Le 9ème art
Le gymnase-espace culturel de l’IUFM accueille en ce moment une exposition sur une certaine bande dessinée : celle qui s’affranchit des codes narratifs et picturaux traditionnels et qui expérimente pour offrir des perspectives artistiques originales.
« Nous en avions assez de voir la bande dessinée considérée comme un simple divertissement pour enfants et adolescents, alors qu’il existe des œuvres d’une grande portée artistique » explique Julien Misserey, membre de l’association Chifoumi.
Cette association collabore aujourd’hui avec le Gymnase-espace culturel de l’IUFM pour organiser « Ce Qui Nous Lie », une grande exposition sur la BD indépendante.
L’objectif : attirer l’attention sur une certaine frange de la production graphique contemporaine avec une sélection d’auteurs qui, selon les membres de l’association, « méritent d’être montrés ».
Certains sont des figures de la scène underground comme le japonais Daisuke Ichiba, avec son œuvre énorme et dérangeante dont chaque publication complète un même ensemble ; l’écossais Tom Gauld dont on peut consulter en avant-première le dernier ouvrage sur l’absurdité de la guerre intitulé « Goliath » ; ou encore la prolifique Tanxxx.
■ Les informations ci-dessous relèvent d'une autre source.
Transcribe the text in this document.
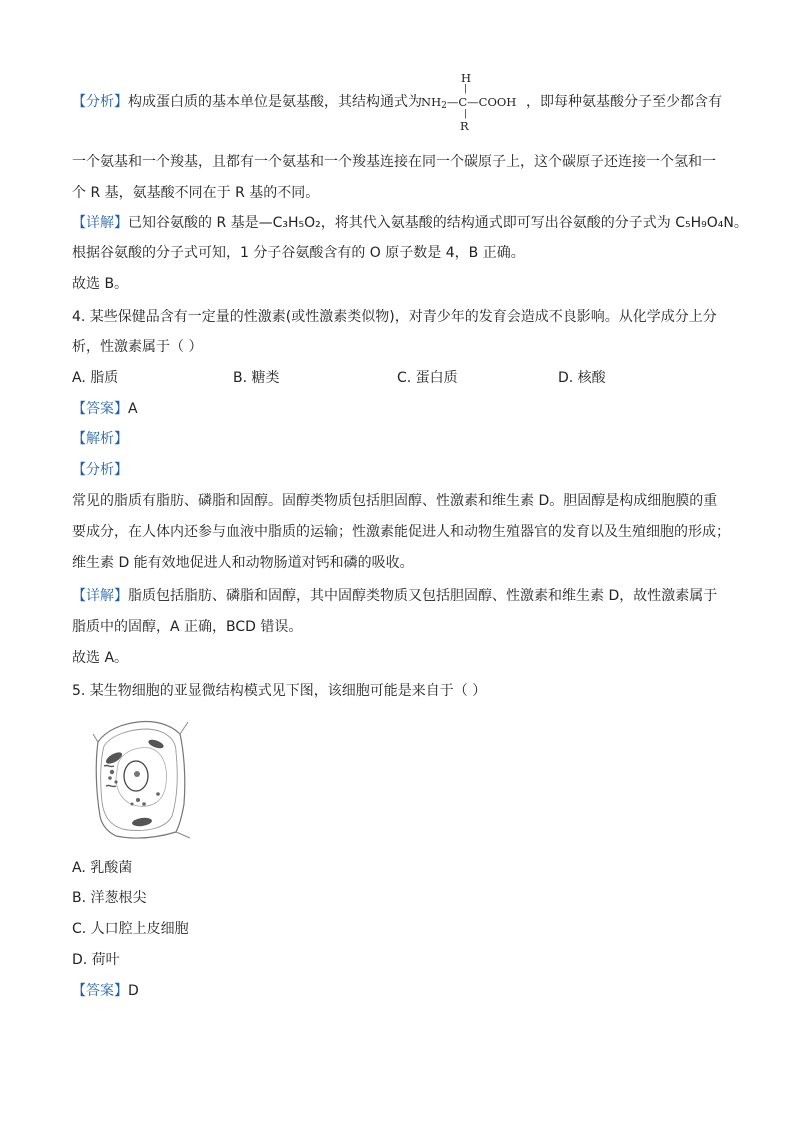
【分析】构成蛋白质的基本单位是氨基酸，其结构通式为
H
|
$NH_2—C—COOH$
|
R
，即每种氨基酸分子至少都含有
一个氨基和一个羧基，且都有一个氨基和一个羧基连接在同一个碳原子上，这个碳原子还连接一个氢和一
个 R 基，氨基酸不同在于 R 基的不同。
【详解】已知谷氨酸的 R 基是—C₃H₅O₂，将其代入氨基酸的结构通式即可写出谷氨酸的分子式为 C₅H₉O₄N。
根据谷氨酸的分子式可知，1 分子谷氨酸含有的 O 原子数是 4，B 正确。
故选 B。
4. 某些保健品含有一定量的性激素(或性激素类似物)，对青少年的发育会造成不良影响。从化学成分上分
析，性激素属于（ ）
A. 脂质	B. 糖类	C. 蛋白质	D. 核酸
【答案】A
【解析】
【分析】
常见的脂质有脂肪、磷脂和固醇。固醇类物质包括胆固醇、性激素和维生素 D。胆固醇是构成细胞膜的重
要成分，在人体内还参与血液中脂质的运输；性激素能促进人和动物生殖器官的发育以及生殖细胞的形成；
维生素 D 能有效地促进人和动物肠道对钙和磷的吸收。
【详解】脂质包括脂肪、磷脂和固醇，其中固醇类物质又包括胆固醇、性激素和维生素 D，故性激素属于
脂质中的固醇，A 正确，BCD 错误。
故选 A。
5. 某生物细胞的亚显微结构模式见下图，该细胞可能是来自于（ ）
A. 乳酸菌
B. 洋葱根尖
C. 人口腔上皮细胞
D. 荷叶
【答案】D
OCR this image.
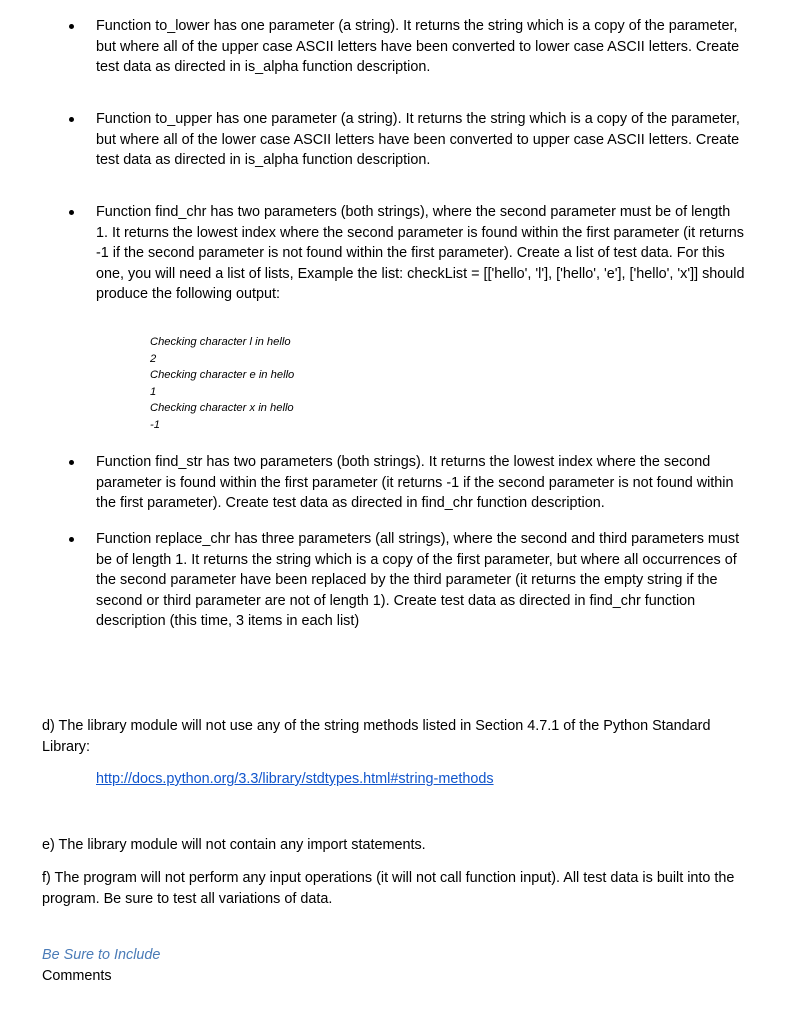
Function to_lower has one parameter (a string). It returns the string which is a copy of the parameter, but where all of the upper case ASCII letters have been converted to lower case ASCII letters. Create test data as directed in is_alpha function description.
Function to_upper has one parameter (a string). It returns the string which is a copy of the parameter, but where all of the lower case ASCII letters have been converted to upper case ASCII letters. Create test data as directed in is_alpha function description.
Function find_chr has two parameters (both strings), where the second parameter must be of length 1. It returns the lowest index where the second parameter is found within the first parameter (it returns -1 if the second parameter is not found within the first parameter). Create a list of test data. For this one, you will need a list of lists, Example the list: checkList = [['hello', 'l'], ['hello', 'e'], ['hello', 'x']] should produce the following output:
Checking character l in hello
2
Checking character e in hello
1
Checking character x in hello
-1
Function find_str has two parameters (both strings). It returns the lowest index where the second parameter is found within the first parameter (it returns -1 if the second parameter is not found within the first parameter). Create test data as directed in find_chr function description.
Function replace_chr has three parameters (all strings), where the second and third parameters must be of length 1. It returns the string which is a copy of the first parameter, but where all occurrences of the second parameter have been replaced by the third parameter (it returns the empty string if the second or third parameter are not of length 1). Create test data as directed in find_chr function description (this time, 3 items in each list)
d) The library module will not use any of the string methods listed in Section 4.7.1 of the Python Standard Library:
http://docs.python.org/3.3/library/stdtypes.html#string-methods
e) The library module will not contain any import statements.
f) The program will not perform any input operations (it will not call function input). All test data is built into the program. Be sure to test all variations of data.
Be Sure to Include
Comments
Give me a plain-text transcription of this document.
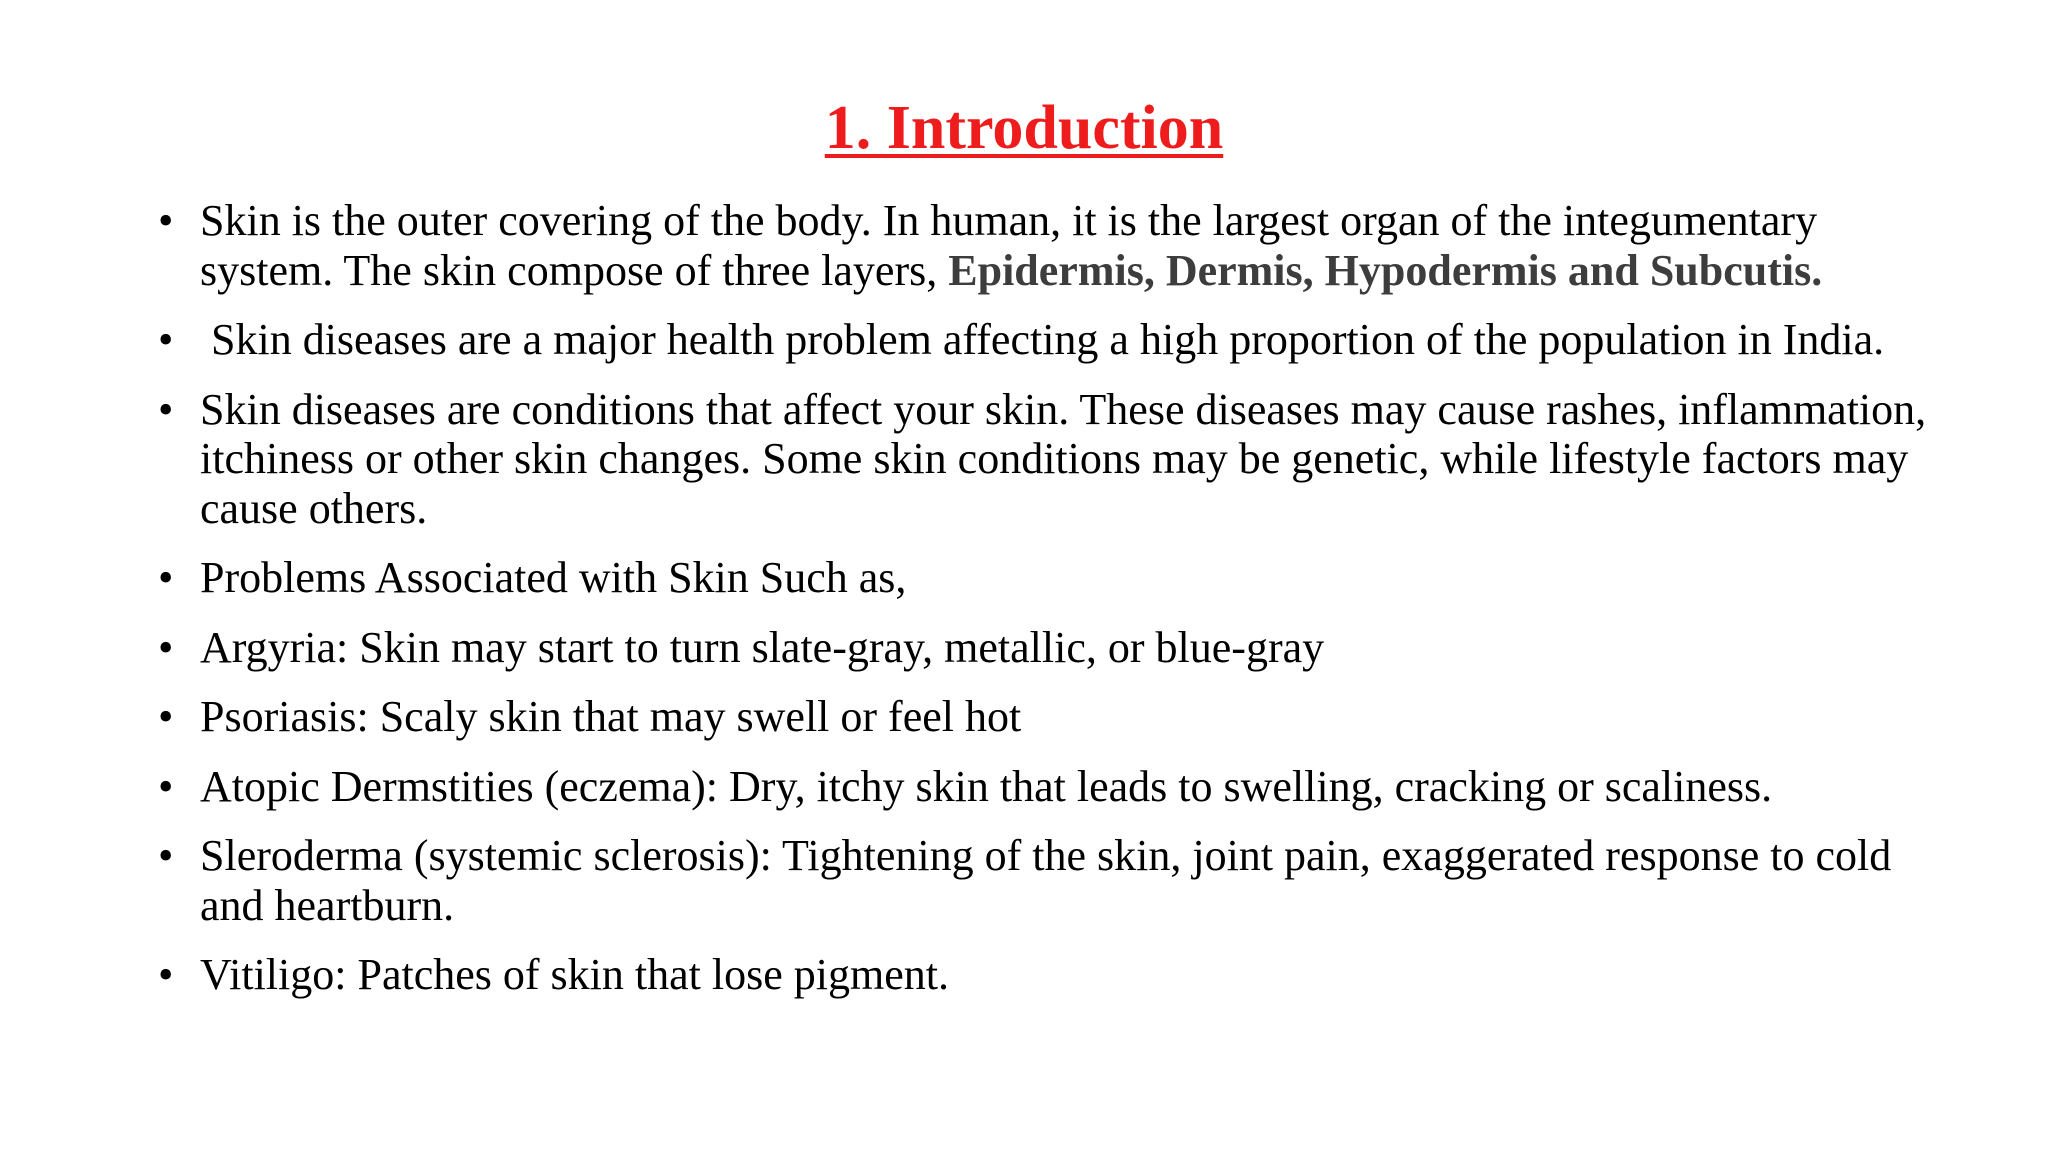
1. Introduction
• Skin is the outer covering of the body. In human, it is the largest organ of the integumentary system. The skin compose of three layers, Epidermis, Dermis, Hypodermis and Subcutis.
• Skin diseases are a major health problem affecting a high proportion of the population in India.
• Skin diseases are conditions that affect your skin. These diseases may cause rashes, inflammation, itchiness or other skin changes. Some skin conditions may be genetic, while lifestyle factors may cause others.
• Problems Associated with Skin Such as,
• Argyria: Skin may start to turn slate-gray, metallic, or blue-gray
• Psoriasis: Scaly skin that may swell or feel hot
• Atopic Dermstities (eczema): Dry, itchy skin that leads to swelling, cracking or scaliness.
• Sleroderma (systemic sclerosis): Tightening of the skin, joint pain, exaggerated response to cold and heartburn.
• Vitiligo: Patches of skin that lose pigment.
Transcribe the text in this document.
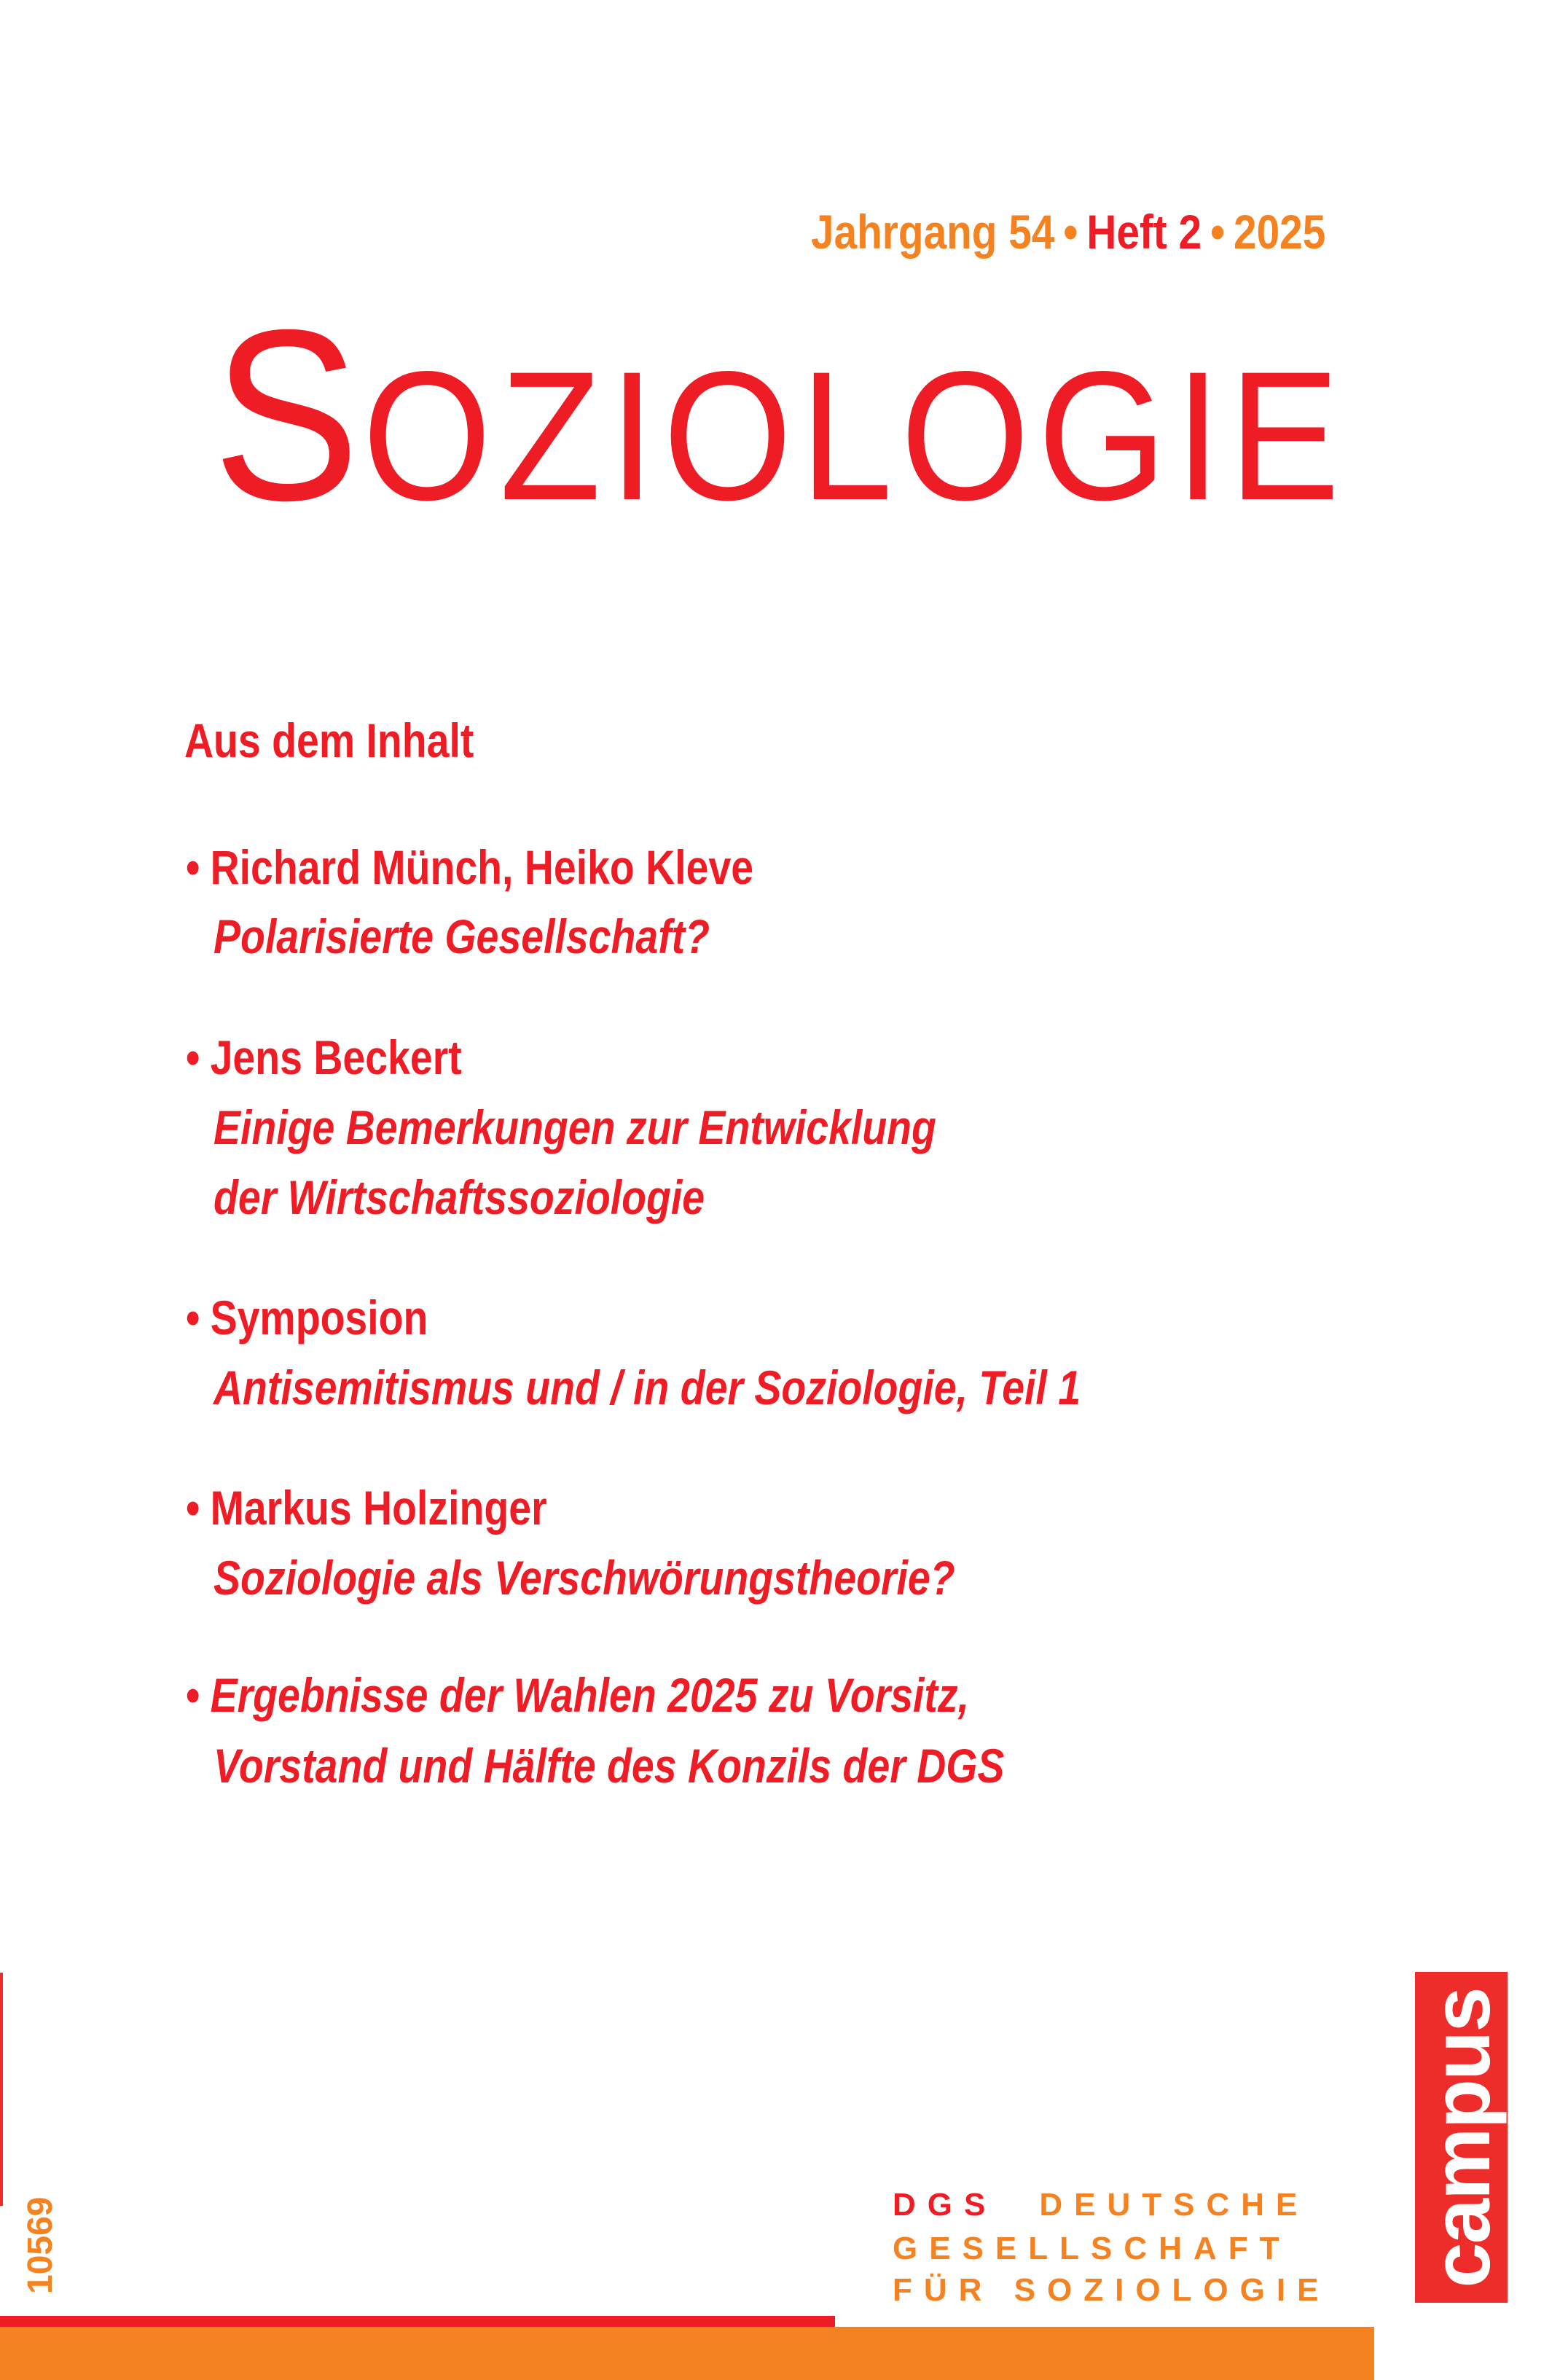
Jahrgang 54 • Heft 2 • 2025
SOZIOLOGIE
Aus dem Inhalt
• Richard Münch, Heiko Kleve
Polarisierte Gesellschaft?
• Jens Beckert
Einige Bemerkungen zur Entwicklung
der Wirtschaftssoziologie
• Symposion
Antisemitismus und / in der Soziologie, Teil 1
• Markus Holzinger
Soziologie als Verschwörungstheorie?
• Ergebnisse der Wahlen 2025 zu Vorsitz,
Vorstand und Hälfte des Konzils der DGS
10569	DGS DEUTSCHE
GESELLSCHAFT
FÜR SOZIOLOGIE
campus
D’autres sont des débutants prometteurs.
Marion Fayolle, à peine sortie des arts décoratifs de Strasbourg, publie régulièrement des ouvrages très remarqués où transparaît son intérêt pour le théâtre. Loïc Gaume, originaire de Pontarlier, propose une restitution exclusivement topographique de son vécu, remplissant des carnets entiers de minuscules dessins et commentaires sur les lieux où il s’est rendu.
L’écriture personnelle, autobiographique, est sans doute l’unique point commun de l’ensemble hétéroclite, très riche, d’œuvres exposées. On la retrouve dans les planches de l’espagnole Lola Lorente qui, dans un livre produit lors d’une résidence d’artistes à Angoulême, révèle ses questionnements sur la famille et sur l’identité. Egalement remarqué au festival international d’Angoulême pour son album « TMLP » qui relate le quotidien d’une cité, Gilles Rochier est présent dans « Ce Qui Nous Lie », à la fois en croquis et en personne pour initier collégiens et lycéens à la réalisation de fanzines.
Les auteurs exposés font preuve d’une grande inventivité technique. Le québécois Michel Hellman relate, par des découpages et collages minutieux, une tragédie nucléaire survenue au Groënland à la fin des années 1960. Aurélie William-Levaux mélange dessin, broderie et couture pour exprimer un rapport compliqué à la question de la maternité. Le finlandais Marko Turunen se joue des sens de narration pour plonger davantage le lecteur dans son univers étrange et déstabilisant.
La bande dessinée alternative sait sortir de son cadre : celui des vignettes d’abord, mais aussi celui des pages. Ainsi, Bulu, après s’être essayé aux logiciels de dessin vectoriel, a fini par construire ses créations en bois. Quant à Ruppert & Mulot, ils exposent une installation à base de phénakistiscopes1 tridimensionnels, où, sous la lumière stroboscopique, les images découpées s’animent sous les yeux du visiteur. Ça n’en a plus tout à fait l’air mais c’est encore une forme de bande dessinée : la narration séquentielle est conservée et l’ensemble des scènes animées raconte une histoire, pour un résultat qui vaut le coup d’œil.
Beaucoup d'évènements sont organisés en marge de cette exposition qui prendra fin le 17 octobre. Au restaurant « Seize », on peut voir une collection d'affiches de films n’ayant pas abouti intitulée « Invisibles », et assister à la réalisation d’une fresque signée de la finlandaise Terhi Ekebom, également exposée au Gymnase.
L’étape bisontine des 24 heures de la BD réunira les dessinateurs locaux pour les faire concourir ensemble. Des rencontres sont également au programme : avec Loïc Gaume et Gilles Rochier pour des workshops avec des collégiens et des lycéens , avec Ronald Grandpey, Xavier Guilbert ou Pacôme Thiellement pour des rencontres / conférences au cinéma de la Scène nationale –Kursaal) ou à l’Université, avec Tanxxx à la librairie l’autodidate, mais aussi avec des auteurs qui ne figurent pas dans l’exposition comme Emmanuel Guibert, Nancy Pena, Lucas Varela et Jonathan Larabie.
- Ce jouet optique inventé en 1832 donne une illusion de mouvement en raison de la persistance des images sur la rétine.